Through a combination of flashbacks to the two dudes’ glory days and glimpses into the high school horrors of present day Gen Z, Shoulda features an elite cast of all the people who either cruelly shunned you from their lunch table or were frozen out from yours. (As we all know, there has never been a middle ground.) Laguna Beach–era Kristin Cavallari and Bring It On’s Torrance Shipman play the two men’s teenage daughters who also happen to be rival teen queen bees. (Because the lines between “movie” and “TV show” and “iconic SoCal reality masterpiece” are increasingly fluent and contingent these days, so too was Shoulda’s casting process.)
And without giving too much away, the movie also features American Vandal’s Sam as The Late Bloomer Whom You’ll Regret Friendzoning One Day; the entire prep school varsity hockey team from D3: The Mighty Ducks as themselves; Rizzo from Grease as the best friend whose wisecracking exterior hides her deep vulnerabilities; Amber from Clueless and the The Beer Has Gone Bad, Nobody Drink The Beer Guy from Can’t Hardly Wait in uncredited cameos that involve them saying “she could be a farmer in those clothes” and “the beer has gone bad, nobody drink the beer;” and best for last: the GOAT High School Movie teacher, Ms. Ginny fuckin’ Stroud.
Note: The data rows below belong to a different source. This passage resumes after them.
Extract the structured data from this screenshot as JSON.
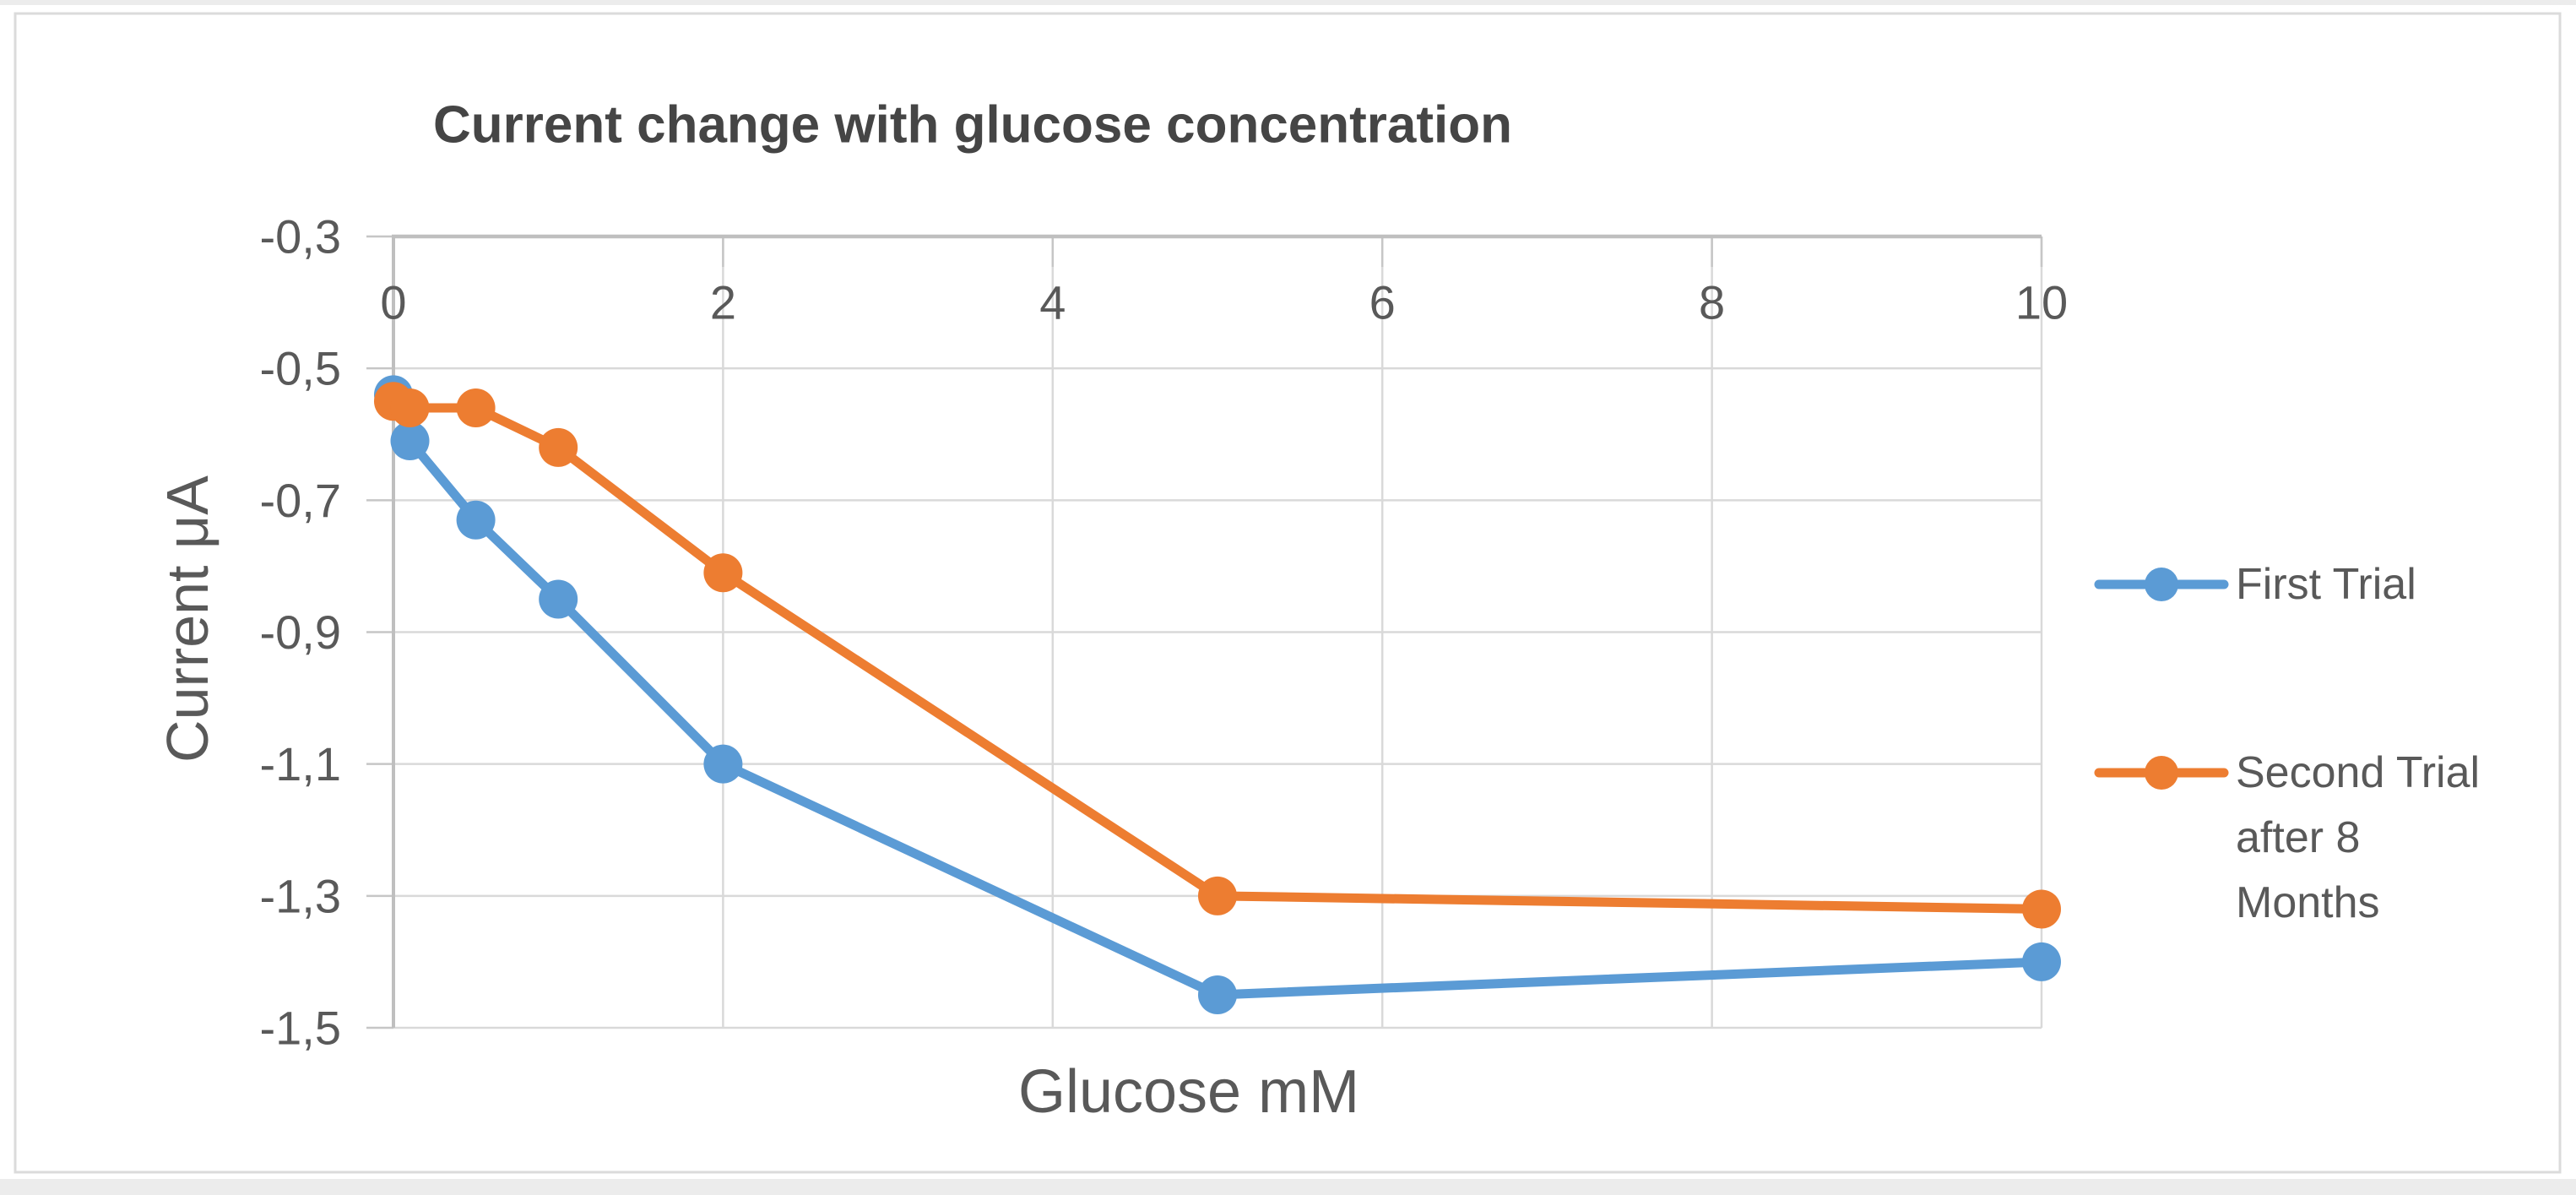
{
  "figure": {
    "background": "#ffffff",
    "border_color": "#dbdbdb",
    "edge_band_color": "#ececec"
  },
  "chart_data": {
    "type": "line",
    "title": "Current change with glucose concentration",
    "xlabel": "Glucose  mM",
    "ylabel": "Current μA",
    "x": [
      0,
      0.1,
      0.5,
      1,
      2,
      5,
      10
    ],
    "series": [
      {
        "name": "First Trial",
        "color": "#5B9BD5",
        "values": [
          -0.54,
          -0.61,
          -0.73,
          -0.85,
          -1.1,
          -1.45,
          -1.4
        ]
      },
      {
        "name": "Second Trial after 8 Months",
        "color": "#ED7D31",
        "values": [
          -0.55,
          -0.56,
          -0.56,
          -0.62,
          -0.81,
          -1.3,
          -1.32
        ]
      }
    ],
    "xlim": [
      0,
      10
    ],
    "ylim": [
      -1.5,
      -0.3
    ],
    "grid": true,
    "legend_position": "right",
    "x_ticks": {
      "values": [
        0,
        2,
        4,
        6,
        8,
        10
      ],
      "labels": [
        "0",
        "2",
        "4",
        "6",
        "8",
        "10"
      ]
    },
    "y_ticks": {
      "values": [
        -0.3,
        -0.5,
        -0.7,
        -0.9,
        -1.1,
        -1.3,
        -1.5
      ],
      "labels": [
        "-0,3",
        "-0,5",
        "-0,7",
        "-0,9",
        "-1,1",
        "-1,3",
        "-1,5"
      ]
    },
    "legend": {
      "entries": [
        {
          "lines": [
            "First Trial"
          ]
        },
        {
          "lines": [
            "Second Trial",
            "after 8",
            "Months"
          ]
        }
      ]
    },
    "colors": {
      "gridline": "#d9d9d9",
      "tick_mark": "#c6c6c6",
      "axis_line": "#bfbfbf",
      "text": "#595959",
      "title_text": "#454545"
    }
  }
}
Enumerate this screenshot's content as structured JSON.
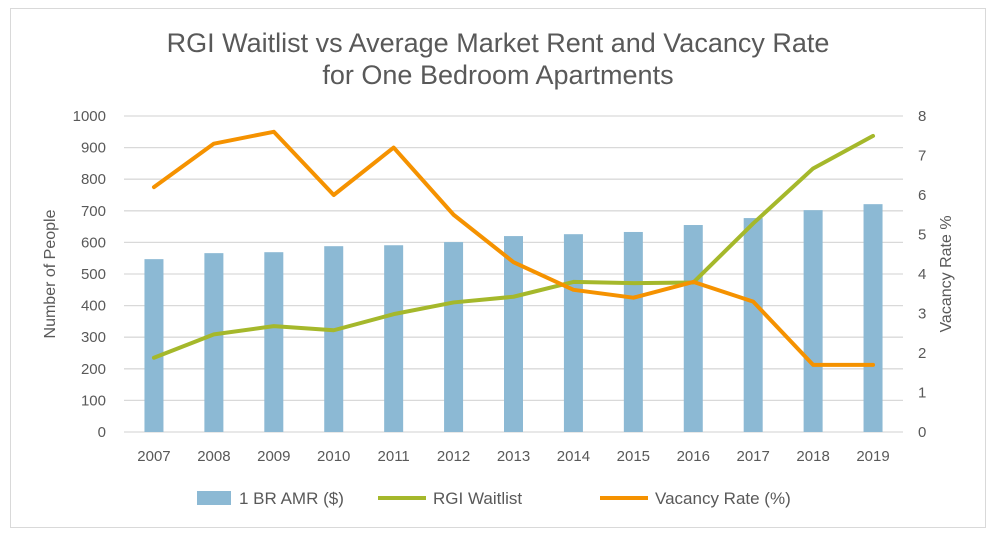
{
  "chart_data": {
    "type": "bar+line",
    "title_lines": [
      "RGI Waitlist vs Average Market Rent and Vacancy Rate",
      "for One Bedroom Apartments"
    ],
    "ylabel": "Number of People",
    "y2label": "Vacancy Rate %",
    "ylim": [
      0,
      1000
    ],
    "y2lim": [
      0,
      8
    ],
    "yticks": [
      0,
      100,
      200,
      300,
      400,
      500,
      600,
      700,
      800,
      900,
      1000
    ],
    "y2ticks": [
      0,
      1,
      2,
      3,
      4,
      5,
      6,
      7,
      8
    ],
    "categories": [
      "2007",
      "2008",
      "2009",
      "2010",
      "2011",
      "2012",
      "2013",
      "2014",
      "2015",
      "2016",
      "2017",
      "2018",
      "2019"
    ],
    "series": [
      {
        "name": "1 BR AMR ($)",
        "kind": "bar",
        "axis": "left",
        "color": "#8cb9d4",
        "values": [
          547,
          566,
          569,
          588,
          591,
          601,
          620,
          626,
          633,
          655,
          677,
          702,
          721
        ]
      },
      {
        "name": "RGI Waitlist",
        "kind": "line",
        "axis": "left",
        "color": "#a5b82b",
        "values": [
          235,
          309,
          335,
          322,
          373,
          410,
          428,
          475,
          471,
          473,
          660,
          834,
          937
        ]
      },
      {
        "name": "Vacancy Rate (%)",
        "kind": "line",
        "axis": "right",
        "color": "#f59200",
        "values": [
          6.2,
          7.3,
          7.6,
          6.0,
          7.2,
          5.5,
          4.3,
          3.6,
          3.4,
          3.8,
          3.3,
          1.7,
          1.7
        ]
      }
    ],
    "grid": true,
    "legend_position": "bottom"
  }
}
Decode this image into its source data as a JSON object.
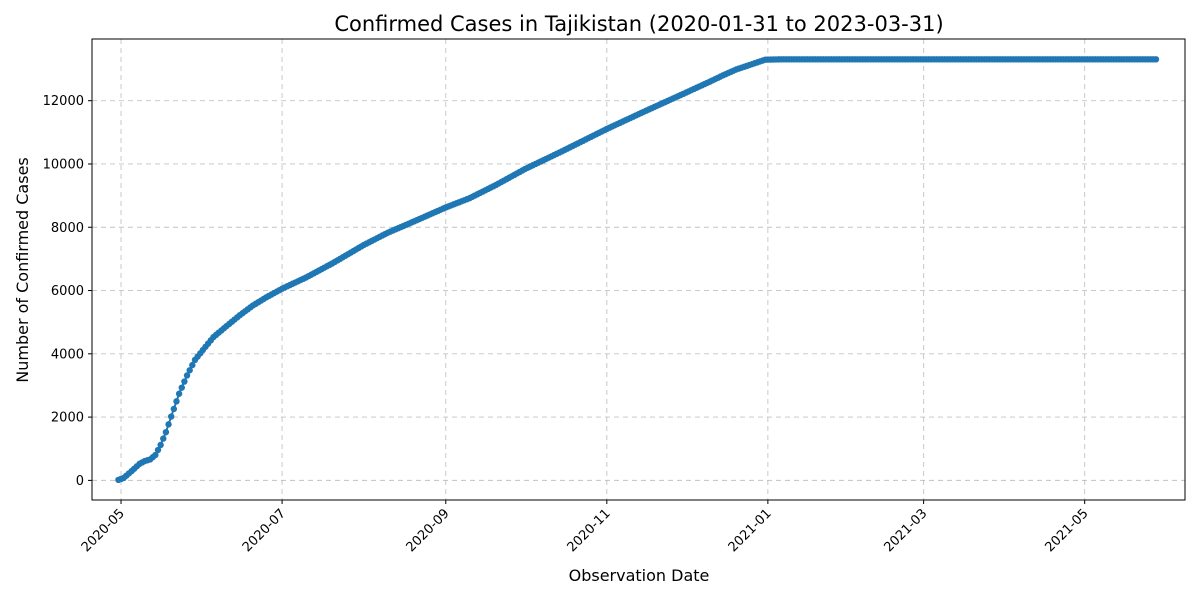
{
  "chart_data": {
    "type": "line",
    "title": "Confirmed Cases in Tajikistan (2020-01-31 to 2023-03-31)",
    "xlabel": "Observation Date",
    "ylabel": "Number of Confirmed Cases",
    "x_type": "date",
    "xlim": [
      "2020-04-20",
      "2021-06-08"
    ],
    "ylim": [
      -620,
      13950
    ],
    "grid": true,
    "marker": "circle",
    "color": "#1f77b4",
    "x_ticks": [
      "2020-05-01",
      "2020-07-01",
      "2020-09-01",
      "2020-11-01",
      "2021-01-01",
      "2021-03-01",
      "2021-05-01"
    ],
    "x_tick_labels": [
      "2020-05",
      "2020-07",
      "2020-09",
      "2020-11",
      "2021-01",
      "2021-03",
      "2021-05"
    ],
    "y_ticks": [
      0,
      2000,
      4000,
      6000,
      8000,
      10000,
      12000
    ],
    "y_tick_labels": [
      "0",
      "2000",
      "4000",
      "6000",
      "8000",
      "10000",
      "12000"
    ],
    "series": [
      {
        "anchors": [
          [
            "2020-04-30",
            15
          ],
          [
            "2020-05-02",
            76
          ],
          [
            "2020-05-05",
            293
          ],
          [
            "2020-05-08",
            522
          ],
          [
            "2020-05-10",
            612
          ],
          [
            "2020-05-12",
            661
          ],
          [
            "2020-05-14",
            801
          ],
          [
            "2020-05-16",
            1118
          ],
          [
            "2020-05-18",
            1524
          ],
          [
            "2020-05-20",
            2017
          ],
          [
            "2020-05-23",
            2738
          ],
          [
            "2020-05-26",
            3316
          ],
          [
            "2020-05-29",
            3807
          ],
          [
            "2020-06-01",
            4120
          ],
          [
            "2020-06-05",
            4529
          ],
          [
            "2020-06-10",
            4878
          ],
          [
            "2020-06-15",
            5221
          ],
          [
            "2020-06-20",
            5530
          ],
          [
            "2020-06-25",
            5784
          ],
          [
            "2020-07-01",
            6058
          ],
          [
            "2020-07-10",
            6410
          ],
          [
            "2020-07-20",
            6857
          ],
          [
            "2020-08-01",
            7442
          ],
          [
            "2020-08-10",
            7826
          ],
          [
            "2020-08-20",
            8186
          ],
          [
            "2020-09-01",
            8626
          ],
          [
            "2020-09-10",
            8918
          ],
          [
            "2020-09-20",
            9336
          ],
          [
            "2020-10-01",
            9840
          ],
          [
            "2020-10-15",
            10400
          ],
          [
            "2020-11-01",
            11107
          ],
          [
            "2020-11-15",
            11650
          ],
          [
            "2020-12-01",
            12256
          ],
          [
            "2020-12-10",
            12601
          ],
          [
            "2020-12-15",
            12801
          ],
          [
            "2020-12-20",
            12986
          ],
          [
            "2020-12-31",
            13296
          ],
          [
            "2021-01-06",
            13308
          ],
          [
            "2021-05-28",
            13308
          ]
        ]
      }
    ]
  }
}
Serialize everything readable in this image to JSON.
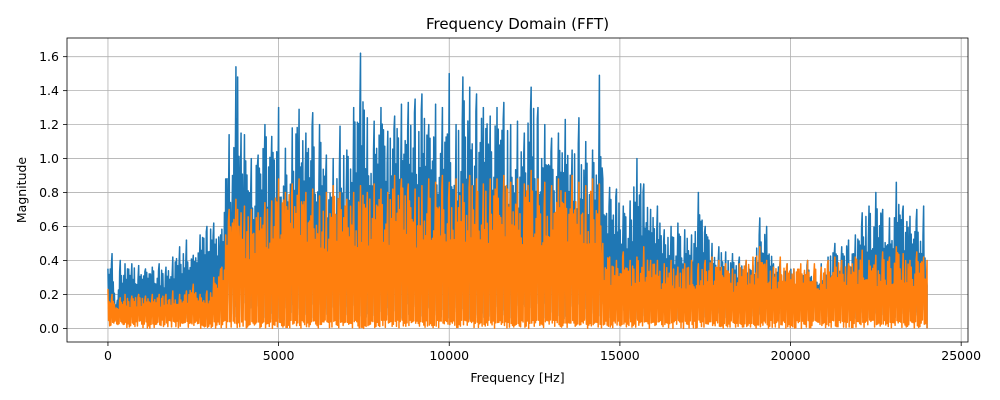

The Funny, Smart, “Unpopular” Girl: Bianca Piper, The DUFF
The Best Friend: Krista, The Edge of Seventeen
The Bad Boy: Kyle, Lady Bird
The Sensitive Nice Guy: Lloyd Dobler, Say Anything
The Mean Girl: Natalie V. Adams, Scott Pilgrim vs. the World
The Teacher Who Has No Time for This Shit: Mr. Griffith, Easy A
Did anyone but me see The DUFF? Quite possibly not, which is why I feel it’s my duty to cast the fabulous Mae Whitman, who plays the titular and wildly offensive “DUFF”—a.k.a. “Designated Ugly Fat Friend.” Bianca, Whitman’s character, is obviously none of those things, and shines in the (surprisingly fun!) movie despite the inaccurate title. Joining her in my own special high school movie are Haley Lu Richardson’s Krista from Edge of Seventeen, Timothée Chalamet’s Kyle from Lady Bird (you know you want to see Mae Whitman shut him down), Lloyd Dobler from Say Anything (it’s only weird if you think of John Cusack at his current age, so, like, don’t), Brie Larson’s character from Scott Pilgrim vs. the World, and as the long-suffering teacher, Thomas Haden Church’s iconic Mr. Griffith from Easy A. Does this cast make any sense? No! Luckily, rom-coms don’t have to make a lick of sense to end up on Netflix these days. I assume this would be a smash hit, even without Noah Centineo.